Notons enfin la notion de « désobéissance civile » utilisée en philosophie, bien que ne détenant pas de valeur juridique, répond également aux mêmes enjeux. Elle permet de qualifier une infraction à la loi commise publiquement, consciemment, pacifiquement, et souvent collectivement, comme acte politique pour mettre en lumière une injustice. Cette terminologie permet de distinguer, par la langue, une infraction classique à la loi d’une infraction à vocation « noble », car altruiste. Cette expression est pour cela populaire et d’usage commun dans le secteur associatif et dans le monde militant belge. Les formations en désobéissance civile, qui proposent l’apprentissage de techniques pour faciliter la réalisation d’actes illégaux contestataires, sont d’ailleurs diffusées publiquement sur le net et les réseaux sociaux, sans apparentes conséquences pour les associations qui les dispensent.

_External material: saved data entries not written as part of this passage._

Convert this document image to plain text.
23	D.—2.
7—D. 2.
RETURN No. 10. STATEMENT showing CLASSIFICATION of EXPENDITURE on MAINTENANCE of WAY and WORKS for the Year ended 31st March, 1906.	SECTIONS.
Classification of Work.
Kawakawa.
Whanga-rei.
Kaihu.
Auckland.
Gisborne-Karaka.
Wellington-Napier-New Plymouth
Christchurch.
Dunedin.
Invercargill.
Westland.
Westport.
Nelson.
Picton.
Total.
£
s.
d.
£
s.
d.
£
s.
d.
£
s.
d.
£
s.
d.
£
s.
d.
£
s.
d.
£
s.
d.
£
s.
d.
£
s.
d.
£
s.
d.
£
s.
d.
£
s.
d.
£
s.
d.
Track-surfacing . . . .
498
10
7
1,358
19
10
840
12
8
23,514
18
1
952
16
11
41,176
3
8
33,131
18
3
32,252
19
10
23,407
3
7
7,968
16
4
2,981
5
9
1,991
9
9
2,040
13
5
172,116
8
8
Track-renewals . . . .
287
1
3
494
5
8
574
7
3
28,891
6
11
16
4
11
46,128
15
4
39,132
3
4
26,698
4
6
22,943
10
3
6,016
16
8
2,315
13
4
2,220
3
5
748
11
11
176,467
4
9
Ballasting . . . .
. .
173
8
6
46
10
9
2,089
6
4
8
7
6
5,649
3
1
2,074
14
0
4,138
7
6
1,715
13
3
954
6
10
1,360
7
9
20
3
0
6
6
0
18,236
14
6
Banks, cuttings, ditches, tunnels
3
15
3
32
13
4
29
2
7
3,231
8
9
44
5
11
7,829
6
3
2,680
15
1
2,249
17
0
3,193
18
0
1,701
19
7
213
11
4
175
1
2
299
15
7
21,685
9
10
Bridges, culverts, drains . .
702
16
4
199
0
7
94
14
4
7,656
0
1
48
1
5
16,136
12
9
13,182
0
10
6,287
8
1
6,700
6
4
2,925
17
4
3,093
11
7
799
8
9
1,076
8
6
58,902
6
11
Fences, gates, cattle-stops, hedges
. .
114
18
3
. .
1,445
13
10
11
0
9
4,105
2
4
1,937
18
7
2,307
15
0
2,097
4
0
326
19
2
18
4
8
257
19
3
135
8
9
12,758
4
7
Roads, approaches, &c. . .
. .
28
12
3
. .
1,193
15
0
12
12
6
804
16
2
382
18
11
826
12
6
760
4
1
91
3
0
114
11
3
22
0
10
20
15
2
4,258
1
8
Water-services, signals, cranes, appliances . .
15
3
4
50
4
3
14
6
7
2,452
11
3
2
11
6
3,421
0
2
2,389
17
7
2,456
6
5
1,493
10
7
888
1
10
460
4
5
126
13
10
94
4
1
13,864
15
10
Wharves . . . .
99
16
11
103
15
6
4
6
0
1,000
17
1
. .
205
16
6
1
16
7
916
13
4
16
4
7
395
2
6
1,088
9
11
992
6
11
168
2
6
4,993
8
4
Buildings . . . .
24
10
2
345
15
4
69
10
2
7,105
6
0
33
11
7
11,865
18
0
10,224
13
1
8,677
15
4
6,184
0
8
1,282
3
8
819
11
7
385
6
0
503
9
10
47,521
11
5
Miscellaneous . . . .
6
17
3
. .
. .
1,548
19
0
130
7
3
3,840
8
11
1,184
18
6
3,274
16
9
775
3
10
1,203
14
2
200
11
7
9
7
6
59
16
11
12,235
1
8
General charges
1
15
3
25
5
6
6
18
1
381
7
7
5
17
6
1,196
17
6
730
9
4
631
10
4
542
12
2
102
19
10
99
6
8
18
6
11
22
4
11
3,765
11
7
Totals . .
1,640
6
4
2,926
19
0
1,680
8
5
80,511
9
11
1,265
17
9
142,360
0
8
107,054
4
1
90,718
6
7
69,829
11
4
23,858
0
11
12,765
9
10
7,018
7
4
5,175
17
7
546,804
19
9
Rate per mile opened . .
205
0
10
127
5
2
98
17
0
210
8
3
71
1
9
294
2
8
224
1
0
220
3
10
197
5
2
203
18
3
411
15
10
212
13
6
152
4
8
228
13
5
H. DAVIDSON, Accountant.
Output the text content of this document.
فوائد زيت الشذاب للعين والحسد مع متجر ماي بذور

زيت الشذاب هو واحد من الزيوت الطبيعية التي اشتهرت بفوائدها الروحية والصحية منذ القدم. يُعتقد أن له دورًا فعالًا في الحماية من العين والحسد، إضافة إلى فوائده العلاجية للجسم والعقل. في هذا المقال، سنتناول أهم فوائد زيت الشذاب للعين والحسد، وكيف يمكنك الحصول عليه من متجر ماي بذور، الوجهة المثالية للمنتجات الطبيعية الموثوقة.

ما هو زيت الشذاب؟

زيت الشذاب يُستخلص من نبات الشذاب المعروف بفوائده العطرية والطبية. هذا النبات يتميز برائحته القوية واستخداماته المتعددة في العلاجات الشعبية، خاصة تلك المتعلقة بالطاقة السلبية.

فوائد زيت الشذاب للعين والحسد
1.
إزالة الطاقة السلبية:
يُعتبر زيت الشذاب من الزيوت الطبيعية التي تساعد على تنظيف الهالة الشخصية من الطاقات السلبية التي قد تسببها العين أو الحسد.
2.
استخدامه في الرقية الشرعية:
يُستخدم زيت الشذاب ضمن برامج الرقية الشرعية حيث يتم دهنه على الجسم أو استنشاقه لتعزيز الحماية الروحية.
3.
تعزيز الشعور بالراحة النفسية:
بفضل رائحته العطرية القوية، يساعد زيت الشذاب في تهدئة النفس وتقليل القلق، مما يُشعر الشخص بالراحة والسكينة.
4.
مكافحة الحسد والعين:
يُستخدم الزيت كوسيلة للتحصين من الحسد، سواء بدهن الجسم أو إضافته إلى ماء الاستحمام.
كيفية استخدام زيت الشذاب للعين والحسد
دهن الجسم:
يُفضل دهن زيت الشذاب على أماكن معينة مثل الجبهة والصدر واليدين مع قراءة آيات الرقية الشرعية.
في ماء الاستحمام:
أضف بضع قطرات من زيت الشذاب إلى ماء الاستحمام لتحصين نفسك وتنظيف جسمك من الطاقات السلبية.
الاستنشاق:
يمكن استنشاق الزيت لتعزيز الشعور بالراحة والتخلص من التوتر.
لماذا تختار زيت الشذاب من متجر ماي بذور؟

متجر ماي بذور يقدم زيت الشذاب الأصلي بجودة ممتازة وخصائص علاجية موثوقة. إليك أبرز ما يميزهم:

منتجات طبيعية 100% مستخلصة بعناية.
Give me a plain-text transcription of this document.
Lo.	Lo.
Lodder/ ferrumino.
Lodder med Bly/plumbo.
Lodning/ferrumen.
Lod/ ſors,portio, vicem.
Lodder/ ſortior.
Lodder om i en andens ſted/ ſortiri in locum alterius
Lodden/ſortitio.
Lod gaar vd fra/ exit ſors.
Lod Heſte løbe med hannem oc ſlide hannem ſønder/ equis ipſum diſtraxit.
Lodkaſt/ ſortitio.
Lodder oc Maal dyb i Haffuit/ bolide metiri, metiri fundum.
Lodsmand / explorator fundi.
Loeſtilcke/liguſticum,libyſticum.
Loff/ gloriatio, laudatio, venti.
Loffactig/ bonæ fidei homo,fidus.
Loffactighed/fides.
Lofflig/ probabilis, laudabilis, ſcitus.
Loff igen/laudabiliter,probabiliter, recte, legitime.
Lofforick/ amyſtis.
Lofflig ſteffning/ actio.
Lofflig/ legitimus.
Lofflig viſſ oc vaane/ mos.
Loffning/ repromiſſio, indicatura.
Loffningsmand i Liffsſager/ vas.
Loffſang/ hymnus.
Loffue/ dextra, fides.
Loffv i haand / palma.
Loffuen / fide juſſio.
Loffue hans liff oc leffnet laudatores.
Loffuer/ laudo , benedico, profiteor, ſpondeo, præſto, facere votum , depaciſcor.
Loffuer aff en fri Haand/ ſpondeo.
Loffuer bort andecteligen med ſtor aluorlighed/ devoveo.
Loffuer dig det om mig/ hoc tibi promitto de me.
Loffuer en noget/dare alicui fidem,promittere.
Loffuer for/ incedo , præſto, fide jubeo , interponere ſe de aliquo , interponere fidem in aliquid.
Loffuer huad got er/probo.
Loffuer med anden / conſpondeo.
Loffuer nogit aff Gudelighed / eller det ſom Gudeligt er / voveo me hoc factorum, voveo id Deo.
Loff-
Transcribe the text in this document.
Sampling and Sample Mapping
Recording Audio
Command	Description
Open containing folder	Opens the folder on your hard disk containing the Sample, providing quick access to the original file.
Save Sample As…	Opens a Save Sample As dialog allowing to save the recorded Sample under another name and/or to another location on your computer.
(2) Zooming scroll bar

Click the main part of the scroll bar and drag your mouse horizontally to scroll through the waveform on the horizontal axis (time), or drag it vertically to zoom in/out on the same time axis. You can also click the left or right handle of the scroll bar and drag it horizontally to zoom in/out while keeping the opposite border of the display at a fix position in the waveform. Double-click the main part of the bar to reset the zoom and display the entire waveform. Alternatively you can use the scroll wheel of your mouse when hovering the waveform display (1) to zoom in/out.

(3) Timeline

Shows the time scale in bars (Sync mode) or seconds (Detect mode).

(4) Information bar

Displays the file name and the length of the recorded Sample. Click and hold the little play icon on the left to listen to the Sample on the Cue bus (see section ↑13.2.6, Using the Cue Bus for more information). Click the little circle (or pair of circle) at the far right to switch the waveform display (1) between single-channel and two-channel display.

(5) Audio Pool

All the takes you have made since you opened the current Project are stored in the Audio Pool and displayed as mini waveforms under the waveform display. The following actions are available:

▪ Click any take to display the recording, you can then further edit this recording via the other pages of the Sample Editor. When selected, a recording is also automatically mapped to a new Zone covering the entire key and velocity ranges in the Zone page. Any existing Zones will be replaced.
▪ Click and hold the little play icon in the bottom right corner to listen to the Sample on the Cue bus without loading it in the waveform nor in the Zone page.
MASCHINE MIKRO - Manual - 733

Retenons que l’usage du Droit est un effort d’interprétation individuelle ou collective de textes de loi, interprétation pouvant entraîner des conséquences lourdes sur la vie d’une personne jugée. Rappelons que les lois sont des textes, rédigés dans une langue par des acteurs politiques au pouvoir et que, même si les juges sont supposés être impartiaux, les outils qu’ils et elles utilisent ont été pensés de manière subjective par des personnes exerçant un rapport de domination sur d’autres.
La langue, les colonies et l’émancipation culturelle
Si l’on remonte à la période coloniale, en s’appuyant sur la pensée de Frantz Fanon, nous pouvons voir comment dans des pays colonisés, ou même dans des anciennes colonies, la langue demeure un instrument de pouvoir, ou de « soft power » (pouvoir culturel), la maitrise de la langue du pays dominant demeurant toujours un atout considérable pour la personne originaire du pays dominé, lui donnant accès à plus de ressources et plus d’opportunités. Frantz Fanon a d’ailleurs utilisé le langage comme outil politique d’émancipation.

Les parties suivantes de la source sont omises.